Jon Christensen économise ses gestes, sa batterie distille quelques coups de cymbales, toujours avec parcimonie. Car si la musique se veut subaquatique, elle est aussi légère et aérienne que la grâce d'une baleine en rut dans la baie du Saint Laurent.

Entre deux silences ou des accords de guitare, il est de convenance d'écouter les sublimes percées de Terje Rypdal, guitariste que j'admire depuis son Odyssey de 1975. Ses riffs transpercent les rivages de la mélancolie pour sombrer dans l'extatique. Ils m'hypnotisent, le regard laissé au loin sur l'horizon. La mer qui n'en finit pas. L'océan sans fond sans marge sans limite. Bleu profond, noir. Gris même parfois comme mon âme qui s'aventure dans la pochette de ce disque.

jeudi 3 mai 2018

Le Roi des Corbeaux

Dans les méandres boueux de la Black Snake River, perdue au milieu de l'immensité sauvage des Adirondacks, une petite fille, de la boue dans la bouche, de la boue dans les oreilles, jusqu'à de la boue dans les yeux, gît là, abandonnée avec sa poupée comme morte.

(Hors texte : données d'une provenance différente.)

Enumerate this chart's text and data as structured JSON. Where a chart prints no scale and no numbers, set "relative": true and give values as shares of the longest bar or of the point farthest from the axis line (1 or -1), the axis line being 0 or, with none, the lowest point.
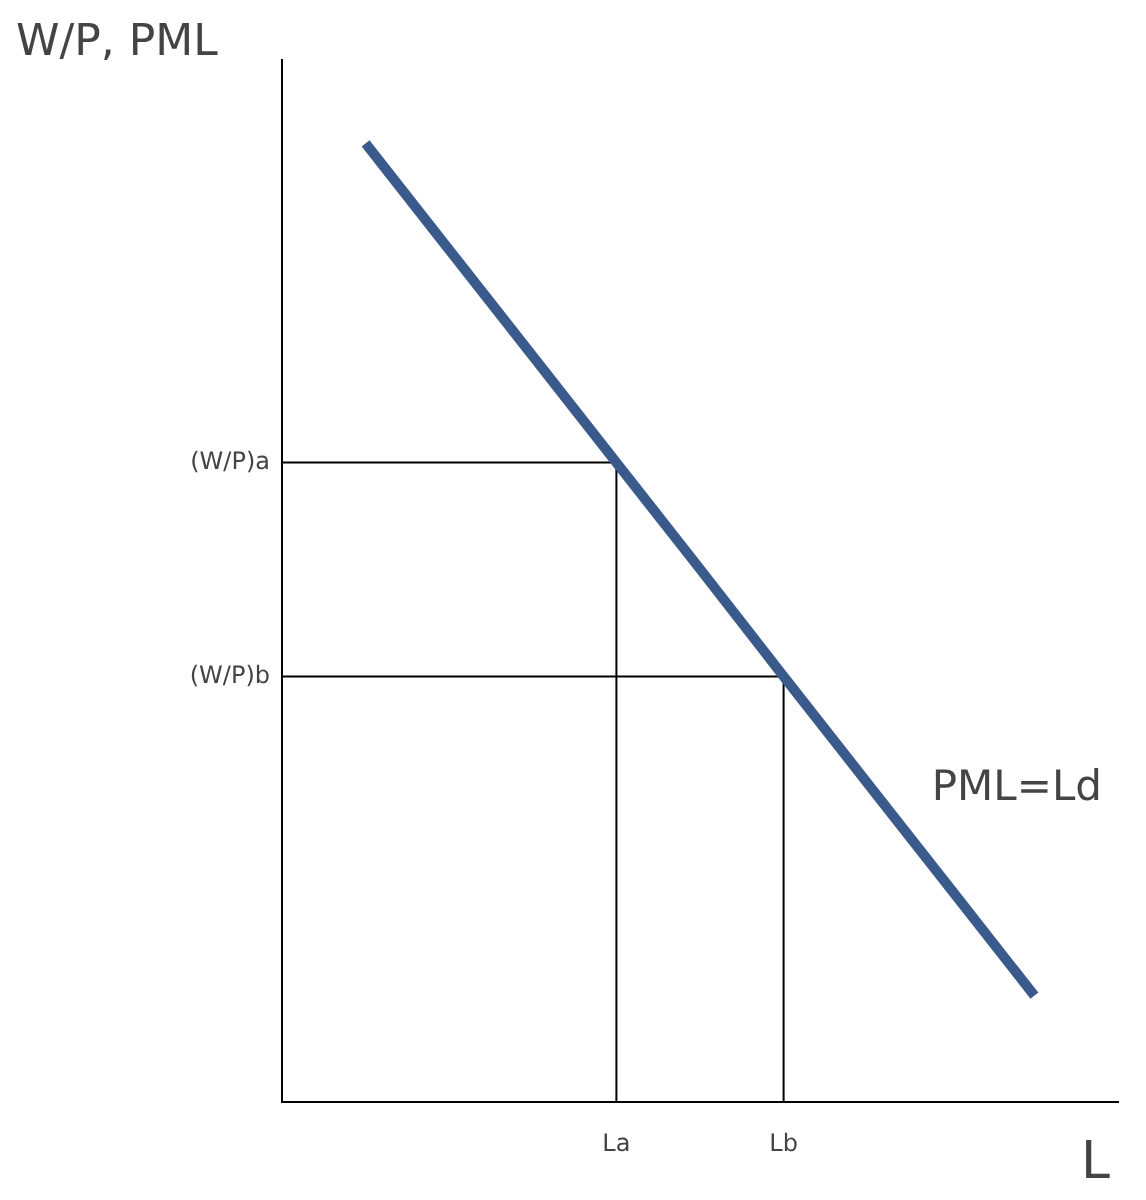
{
  "chart_data": {
    "type": "line",
    "ylabel": "W/P, PML",
    "xlabel": "L",
    "relative": true,
    "categories": [
      null,
      null,
      null,
      null,
      "La",
      null,
      "Lb",
      null,
      null,
      null,
      null
    ],
    "series": [
      {
        "color": "#3a5a8c",
        "values": [
          null,
          1,
          0.889,
          0.778,
          0.667,
          0.556,
          0.444,
          0.333,
          0.222,
          0.111,
          null
        ]
      }
    ],
    "ref_lines": [
      {
        "axis": "y",
        "value": 0.667,
        "label": "(W/P)a",
        "color": "#000000"
      },
      {
        "axis": "y",
        "value": 0.444,
        "label": "(W/P)b",
        "color": "#000000"
      },
      {
        "axis": "x",
        "value": "La",
        "color": "#000000"
      },
      {
        "axis": "x",
        "value": "Lb",
        "color": "#000000"
      }
    ],
    "annotations": [
      "PML=Ld"
    ],
    "grid": false,
    "legend": false,
    "marker": "none",
    "line_style": "solid"
  }
}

Recueillie par une famille dite d'accueil, puis par des « parents » aimants, dans le genre couple de quakers, Mudgirl grandit, s'affranchit, et devient Mudwoman, une femme reconnue mais qui reste solitaire, pas vraiment par choix. Elle devient la première femme présidente d'une université de prestige, reniant pratiquement tout son environnement, sa famille, son passé, son histoire. Même son amant « secret » se fait extrêmement discret. Un corbeau noir dans le jardin l'observe à travers les persiennes de son manoir de fonction. Un cri perçant dans la nuit, un nuage dérive sur la lune, les ombres s'effacent dans le noir de jais d'un ciel sans étoiles.

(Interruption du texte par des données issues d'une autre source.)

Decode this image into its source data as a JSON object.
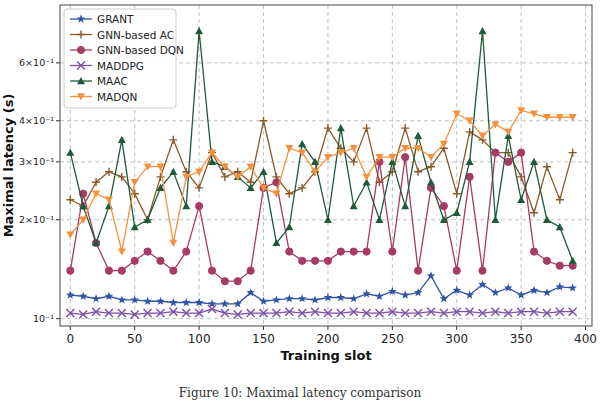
{
  "chart_data": {
    "type": "line",
    "caption": "Figure 10: Maximal latency comparison",
    "x_label": "Training slot",
    "y_label": "Maximal latency (s)",
    "log": "y",
    "grid": true,
    "legend": "upper-left",
    "xlim": [
      -8,
      405
    ],
    "xticks": [
      0,
      50,
      100,
      150,
      200,
      250,
      300,
      350,
      400
    ],
    "ylim": [
      0.095,
      0.9
    ],
    "yticks": [
      {
        "value": 0.1,
        "label": "10⁻¹"
      },
      {
        "value": 0.2,
        "label": "2×10⁻¹"
      },
      {
        "value": 0.3,
        "label": "3×10⁻¹"
      },
      {
        "value": 0.4,
        "label": "4×10⁻¹"
      },
      {
        "value": 0.6,
        "label": "6×10⁻¹"
      }
    ],
    "x": [
      0,
      10,
      20,
      30,
      40,
      50,
      60,
      70,
      80,
      90,
      100,
      110,
      120,
      130,
      140,
      150,
      160,
      170,
      180,
      190,
      200,
      210,
      220,
      230,
      240,
      250,
      260,
      270,
      280,
      290,
      300,
      310,
      320,
      330,
      340,
      350,
      360,
      370,
      380,
      390
    ],
    "series": [
      {
        "name": "GRANT",
        "color": "#2f55a4",
        "marker": "star",
        "values": [
          0.118,
          0.117,
          0.115,
          0.117,
          0.114,
          0.114,
          0.113,
          0.113,
          0.112,
          0.112,
          0.112,
          0.111,
          0.111,
          0.111,
          0.12,
          0.113,
          0.114,
          0.115,
          0.115,
          0.114,
          0.116,
          0.116,
          0.115,
          0.119,
          0.117,
          0.121,
          0.118,
          0.12,
          0.135,
          0.115,
          0.122,
          0.118,
          0.127,
          0.12,
          0.124,
          0.118,
          0.122,
          0.12,
          0.125,
          0.124
        ]
      },
      {
        "name": "GNN-based AC",
        "color": "#8b5a2b",
        "marker": "plus",
        "values": [
          0.23,
          0.22,
          0.26,
          0.28,
          0.27,
          0.24,
          0.2,
          0.27,
          0.35,
          0.28,
          0.25,
          0.32,
          0.27,
          0.28,
          0.26,
          0.4,
          0.27,
          0.24,
          0.25,
          0.28,
          0.38,
          0.33,
          0.3,
          0.38,
          0.26,
          0.28,
          0.38,
          0.28,
          0.29,
          0.33,
          0.24,
          0.37,
          0.35,
          0.32,
          0.32,
          0.27,
          0.21,
          0.29,
          0.23,
          0.32
        ]
      },
      {
        "name": "GNN-based DQN",
        "color": "#a83a66",
        "marker": "circle",
        "values": [
          0.14,
          0.24,
          0.17,
          0.14,
          0.14,
          0.15,
          0.16,
          0.15,
          0.14,
          0.16,
          0.22,
          0.14,
          0.13,
          0.13,
          0.14,
          0.25,
          0.26,
          0.16,
          0.15,
          0.15,
          0.15,
          0.16,
          0.16,
          0.16,
          0.3,
          0.16,
          0.31,
          0.14,
          0.25,
          0.22,
          0.14,
          0.27,
          0.14,
          0.32,
          0.3,
          0.32,
          0.16,
          0.15,
          0.145,
          0.145
        ]
      },
      {
        "name": "MADDPG",
        "color": "#7b4fa8",
        "marker": "x",
        "values": [
          0.104,
          0.103,
          0.105,
          0.104,
          0.104,
          0.103,
          0.104,
          0.104,
          0.105,
          0.104,
          0.104,
          0.107,
          0.104,
          0.103,
          0.104,
          0.104,
          0.104,
          0.105,
          0.104,
          0.105,
          0.104,
          0.104,
          0.105,
          0.104,
          0.104,
          0.105,
          0.104,
          0.104,
          0.105,
          0.104,
          0.105,
          0.105,
          0.104,
          0.105,
          0.104,
          0.105,
          0.105,
          0.104,
          0.105,
          0.105
        ]
      },
      {
        "name": "MAAC",
        "color": "#1f5a3a",
        "marker": "triangle-up",
        "values": [
          0.32,
          0.22,
          0.17,
          0.22,
          0.35,
          0.19,
          0.2,
          0.25,
          0.28,
          0.22,
          0.75,
          0.3,
          0.29,
          0.27,
          0.25,
          0.28,
          0.17,
          0.19,
          0.34,
          0.3,
          0.2,
          0.38,
          0.22,
          0.26,
          0.2,
          0.3,
          0.22,
          0.36,
          0.26,
          0.2,
          0.21,
          0.3,
          0.75,
          0.2,
          0.36,
          0.23,
          0.3,
          0.2,
          0.19,
          0.15
        ]
      },
      {
        "name": "MADQN",
        "color": "#f5913e",
        "marker": "triangle-down",
        "values": [
          0.18,
          0.2,
          0.24,
          0.23,
          0.16,
          0.26,
          0.29,
          0.29,
          0.17,
          0.27,
          0.28,
          0.32,
          0.29,
          0.27,
          0.29,
          0.25,
          0.24,
          0.33,
          0.32,
          0.28,
          0.31,
          0.32,
          0.33,
          0.27,
          0.31,
          0.31,
          0.33,
          0.33,
          0.31,
          0.34,
          0.42,
          0.4,
          0.36,
          0.39,
          0.37,
          0.43,
          0.42,
          0.41,
          0.41,
          0.41
        ]
      }
    ]
  }
}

« Le ravin débordait les jours de grosses pluies. Dans son eau frissonnante des nuages couraient comme des bribes de pensées.
Et de l'autre coté du ravin s'étendaient des terres marécageuses où se rassemblaient de nombreux oiseaux et les plus tapageurs de tous étaient les corbeaux.
De bon matin on était réveillé par des cris perçants et éraillés qui pénétraient votre sommeil comme des griffes déchirants du papier ou un tissu gaufré. »

Meredith Ruth doit lutter contre les préjugés, la misogynie de ses paires, la méfiance du conseil de gouvernance, l'hésitation des généreux donateurs. Fière de ses idées progressistes, voulant remettre en question le conservatisme de cet immense paquebot universitaire pour lequel on lui a octroyé la barre, M.R. ne ménage pas son travail, telle un bourreau, ne flanchant jamais devant la tâche et les obligations. Un congrès la ramène dans sa région d'enfance, ces routes isolées qui serpentent au milieu des Adirondacks, les souvenirs remontent à la surface, le goût de boue en bouche resurgit de sa mémoire. Le cri des corbeaux devient menaçant.